MEXICO CITY (Reuters) - Mexican President Andres Manuel Lopez Obrador said he and his U.S. counterpart Joe Biden discussed migration, the COVID-19 pandemic and bilateral cooperation on Friday during their first phone call since the American assumed the presidency this week.

The afternoon call was "pleasant and respectful" Lopez Obrador said in a brief Twitter post, in which he appeared in a photo smiling, seated at a table with Foreign Minister Marcelo Ebrard and former presidential chief of staff Alfonso Romo.

"Everything indicates relations will be good and for the benefit of our people and nations," Lopez Obrador said.

Mexico has a major role to play in Biden's plans for immigration reform.

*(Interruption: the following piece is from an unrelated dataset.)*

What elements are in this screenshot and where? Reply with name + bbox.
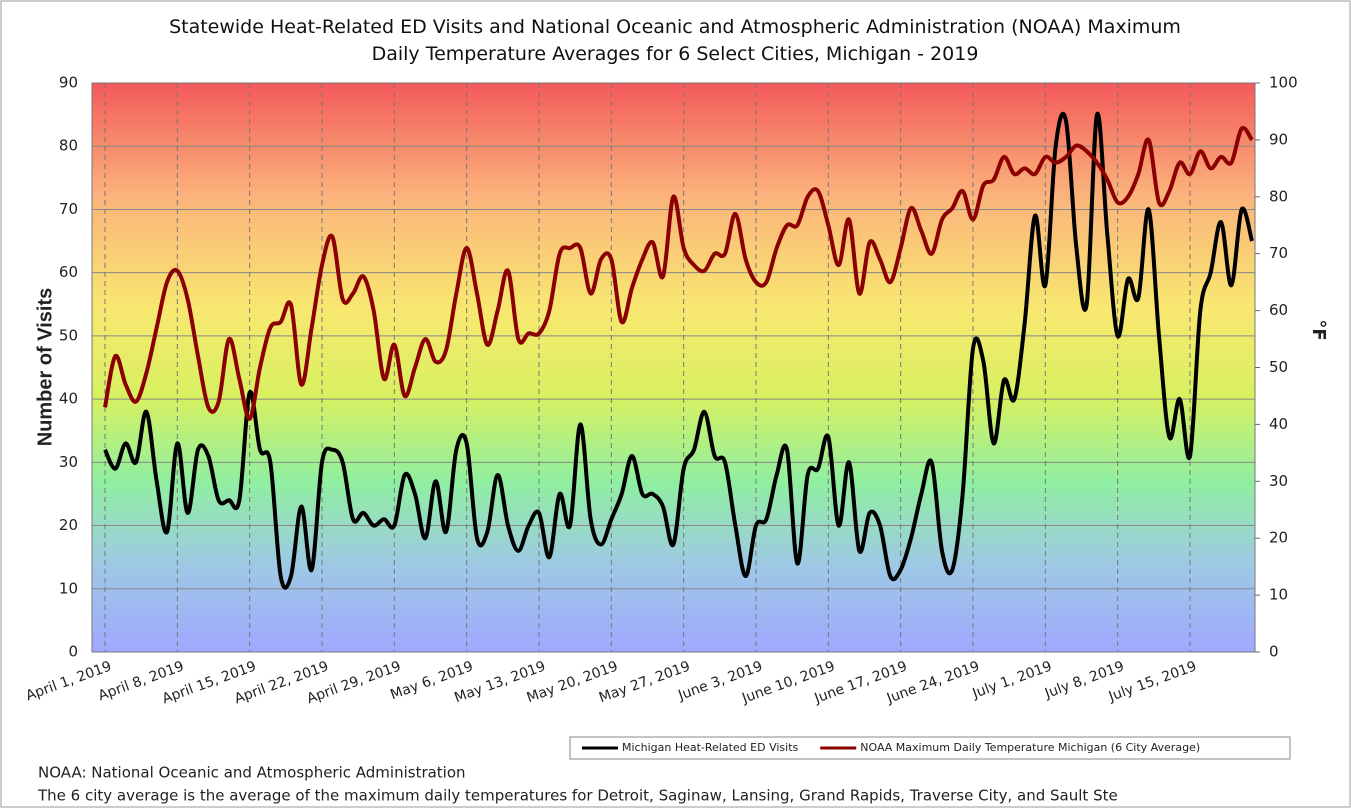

Earlier this month, Mexico helped coordinate efforts in Central America to contain a large caravan of migrants heading for the United States.

Nevertheless, Biden's inauguration comes at a time of simmering tension over a now-dropped U.S. investigation into former Mexican defense minister Salvador Cienfuegos.

During the call, Lopez Obrador celebrated the legacy of Mexican migrants in the United States and reiterated that the best way to manage migration was to promote development in the places that fuel the phenomenon, Mexico's foreign ministry said.

Lopez Obrador said Mexico wanted to work with Washington on their "broad bilateral agenda," the ministry said.

The two leaders agreed that teams from both countries would work together to craft a common approach to development, and underlined the need for joint cooperation to combat the pandemic, the ministry said in a statement.

Separately, the ministry said the U.S. government had approved the appointment of Esteban Moctezuma as Mexico's ambassador to the United States. Moctezuma must still be ratified by Mexico's Senate, which should be a formality.

Mexico's government also said it had begun talks with Washington about a coronavirus-related order signed by Biden to impose sanitary requirements on people entering U.S. territory.

Earlier on Friday, Lopez Obrador urged the U.S. Drug Enforcement Administration to mount an internal probe into how it built its case against Cienfuegos.